H1 reprend la fameuse formule à l’origine du conflit : « C’est biiien… ça… ». L’allongement du son « i » dans « biiien » imite et caricature le ton supposé de H2 (au début de la pièce). H1 ne se contente pas de citer la phrase, il en propose une interprétation moqueuse, en prétendant en révéler le sens implicite. La formule « tu sais le dire aussi » marque explicitement un renversement des rôles. Alors qu’au début de la pièce H2 se présentait comme la victime de cette parole ambiguë prononcée par H1, H1 accuse désormais H2 d’en user lui-même de manière condescendante. Le reproche initial change ainsi de destinataire, ce qui montre que le conflit tourne en rond. Ce passage met ainsi en évidence que la dispute ne repose pas sur les mots eux-mêmes, mais sur l’interprétation de leur ton et de leur sous-entendu : la parole devient un lieu de projection des intentions et des jugements.
Une caricature du discours de H2
H1 va plus loin en imaginant un discours fictif attribué à H2 : « voilà un bon petit qui sent le prix de ces choses-là ». Cette parole, rapportée de manière déformée, relève d’une véritable parodie. L’expression « bon petit » est infantilisante et suggère une attitude paternaliste et condescendante. L’emploi du mot « béotien », qui désigne une personne ignorante dans un domaine artistique ou culturel, renforce cette impression de mépris. H1 construit ainsi l’image d’un H2 cultivé, qui se placerait en position de supériorité. Ce passage repose donc sur une caricature du discours de H2 : H1 lui prête des propos exagérément méprisants, ce qui révèle qu’il se sent lui-même jugé et rabaissé. La dispute apparaît alors comme un cercle vicieux : chacun interprète les paroles de l’autre comme une attaque et y répond par une nouvelle accusation.

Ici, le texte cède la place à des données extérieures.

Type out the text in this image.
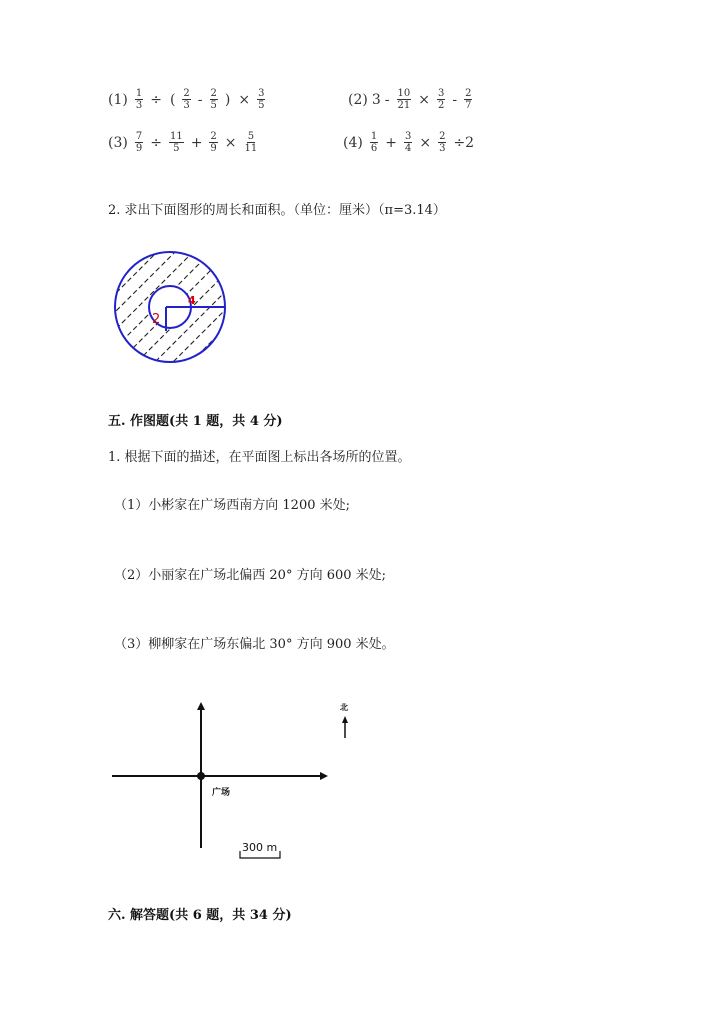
$(1) \frac{1}{3}$ ÷ ( $\frac{2}{3} - \frac{2}{5}$ ) × $\frac{3}{5}$	(2) $3 - \frac{10}{21} \times \frac{3}{2} - \frac{2}{7}$
$(3) \frac{7}{9} \div \frac{11}{5} + \frac{2}{9} \times \frac{5}{11}$	$(4) \frac{1}{6} + \frac{3}{4} \times \frac{2}{3} \div 2$
2. 求出下面图形的周长和面积。（单位：厘米）（π=3.14）
2
4
五. 作图题(共 1 题，共 4 分)
1. 根据下面的描述，在平面图上标出各场所的位置。
（1）小彬家在广场西南方向 1200 米处;
（2）小丽家在广场北偏西 20° 方向 600 米处;
（3）柳柳家在广场东偏北 30° 方向 900 米处。
广场
北
300 m
六. 解答题(共 6 题，共 34 分)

III. Le point de non - retour
« Mon Dieu ! Et moi qui avait cru à ce moment-là » à la fin
Le basculement de la dispute
La dispute atteint ici son point culminant. La phrase de H2, « je le savais, je l’ai toujours su », accentue la tension en entretenant un certain flou : le lecteur ne sait pas immédiatement à quoi il fait référence. Cette déclaration introduit une idée de fatalité et met en avant la lucidité de H2 quant à la nature de leur relation, dont l’issue semble désormais inéluctable. La réponse de H1, « Su quoi ? », pousse H2 à aller au bout de sa pensée. Ce moment marque un tournant : H2 est contraint de formuler clairement ce qui restait jusqu’alors implicite.

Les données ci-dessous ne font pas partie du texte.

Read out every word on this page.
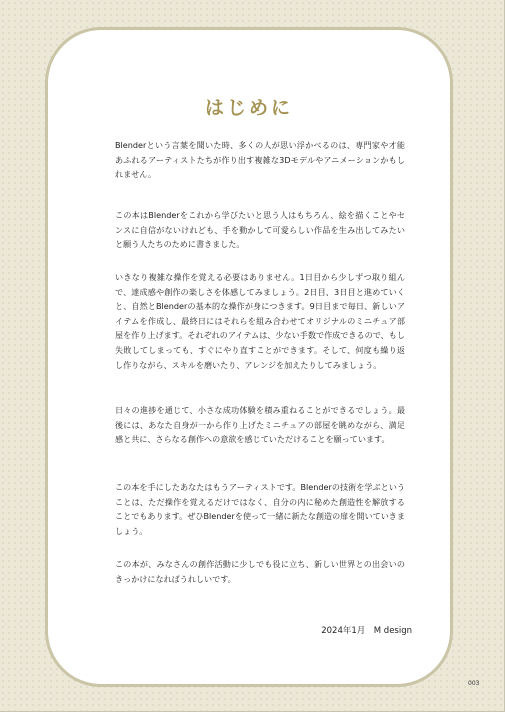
はじめに

Blenderという言葉を聞いた時、多くの人が思い浮かべるのは、専門家や才能あふれるアーティストたちが作り出す複雑な3Dモデルやアニメーションかもしれません。

この本はBlenderをこれから学びたいと思う人はもちろん、絵を描くことやセンスに自信がないけれども、手を動かして可愛らしい作品を生み出してみたいと願う人たちのために書きました。

いきなり複雑な操作を覚える必要はありません。1日目から少しずつ取り組んで、達成感や創作の楽しさを体感してみましょう。2日目、3日目と進めていくと、自然とBlenderの基本的な操作が身につきます。9日目まで毎日、新しいアイテムを作成し、最終日にはそれらを組み合わせてオリジナルのミニチュア部屋を作り上げます。それぞれのアイテムは、少ない手数で作成できるので、もし失敗してしまっても、すぐにやり直すことができます。そして、何度も繰り返し作りながら、スキルを磨いたり、アレンジを加えたりしてみましょう。

日々の進捗を通じて、小さな成功体験を積み重ねることができるでしょう。最後には、あなた自身が一から作り上げたミニチュアの部屋を眺めながら、満足感と共に、さらなる創作への意欲を感じていただけることを願っています。

この本を手にしたあなたはもうアーティストです。Blenderの技術を学ぶということは、ただ操作を覚えるだけではなく、自分の内に秘めた創造性を解放することでもあります。ぜひBlenderを使って一緒に新たな創造の扉を開いていきましょう。

この本が、みなさんの創作活動に少しでも役に立ち、新しい世界との出会いのきっかけになればうれしいです。

2024年1月　M design
003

Le passage met alors en lumière la violence extrême de la rupture, rendue explicite par la parole de H2. Son discours se caractérise par un enchaînement de phrases brèves, lapidaires et parfois nominales, qui produisent un effet de brutalité. H2 semble mener un combat, et ses phrases apparaissent comme autant de coups portés à H1.

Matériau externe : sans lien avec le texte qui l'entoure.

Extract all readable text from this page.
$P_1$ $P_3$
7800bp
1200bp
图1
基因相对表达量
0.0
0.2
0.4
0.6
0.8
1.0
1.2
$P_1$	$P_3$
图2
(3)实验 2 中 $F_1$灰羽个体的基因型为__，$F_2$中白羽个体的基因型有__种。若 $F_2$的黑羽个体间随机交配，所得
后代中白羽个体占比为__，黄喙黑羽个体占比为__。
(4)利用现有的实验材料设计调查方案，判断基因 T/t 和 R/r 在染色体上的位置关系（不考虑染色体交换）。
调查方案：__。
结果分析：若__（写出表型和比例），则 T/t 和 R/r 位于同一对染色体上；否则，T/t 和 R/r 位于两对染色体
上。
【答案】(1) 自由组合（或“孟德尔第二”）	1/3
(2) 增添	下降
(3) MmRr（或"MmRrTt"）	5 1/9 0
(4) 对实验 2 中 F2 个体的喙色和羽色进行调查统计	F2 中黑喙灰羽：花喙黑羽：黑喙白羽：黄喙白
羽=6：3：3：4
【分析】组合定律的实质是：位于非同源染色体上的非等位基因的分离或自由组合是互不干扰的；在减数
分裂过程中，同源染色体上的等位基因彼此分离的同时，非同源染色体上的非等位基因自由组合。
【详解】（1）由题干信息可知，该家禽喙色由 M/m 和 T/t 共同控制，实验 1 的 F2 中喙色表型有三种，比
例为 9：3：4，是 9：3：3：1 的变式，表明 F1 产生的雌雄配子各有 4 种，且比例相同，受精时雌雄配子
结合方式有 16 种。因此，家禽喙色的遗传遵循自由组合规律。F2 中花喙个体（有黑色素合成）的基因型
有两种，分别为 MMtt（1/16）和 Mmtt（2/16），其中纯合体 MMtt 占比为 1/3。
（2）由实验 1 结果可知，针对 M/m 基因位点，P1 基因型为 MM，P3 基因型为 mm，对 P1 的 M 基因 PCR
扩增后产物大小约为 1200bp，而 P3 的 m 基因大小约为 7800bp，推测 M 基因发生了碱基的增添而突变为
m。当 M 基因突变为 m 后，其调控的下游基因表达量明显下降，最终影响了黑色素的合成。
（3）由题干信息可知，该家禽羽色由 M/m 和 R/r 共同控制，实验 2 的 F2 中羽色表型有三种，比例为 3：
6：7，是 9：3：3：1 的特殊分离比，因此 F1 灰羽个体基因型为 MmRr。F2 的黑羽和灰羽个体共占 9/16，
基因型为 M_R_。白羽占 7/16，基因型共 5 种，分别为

Une rupture radicale et irréversible
Le mot « rémission », emprunté au vocabulaire médical, suggère que leur relation est devenue une maladie incurable. La négation lexicale « pas de rémission » implique ainsi la mort inévitable de leur amitié. Le discours évolue ensuite vers un champ lexical du combat « combat, lutte, survie », qui transforme la relation amicale en véritable affrontement. La phrase finale, « C’est toi ou moi », repose sur une structure binaire qui exclut toute possibilité de compromis et souligne la rupture définitive entre les deux personnages. La parole apparaît ainsi comme une force destructrice, capable de défaire tout ce qui les unissait.
Conclusion
Cette analyse met en lumière la montée progressive de la violence dans la pièce, exacerbée par une parole qui, au lieu de rapprocher, finit par séparer définitivement H1 et H2. Le dialogue est marqué par une incompréhension mutuelle et révèle comment la parole peut devenir une arme destructrice. La rupture est inéluctable et Sarraute offre une réflexion acerbe sur le poids des mots.
Jean Luc Lagarce a aussi montré les dégâts que peut occasionner la crise du langage dans sa pièce Juste la fin du monde, où le narrateur se retrouve dans l'impossibilité d'annoncer sa mort prochaine et repartira sans l'avoir fait.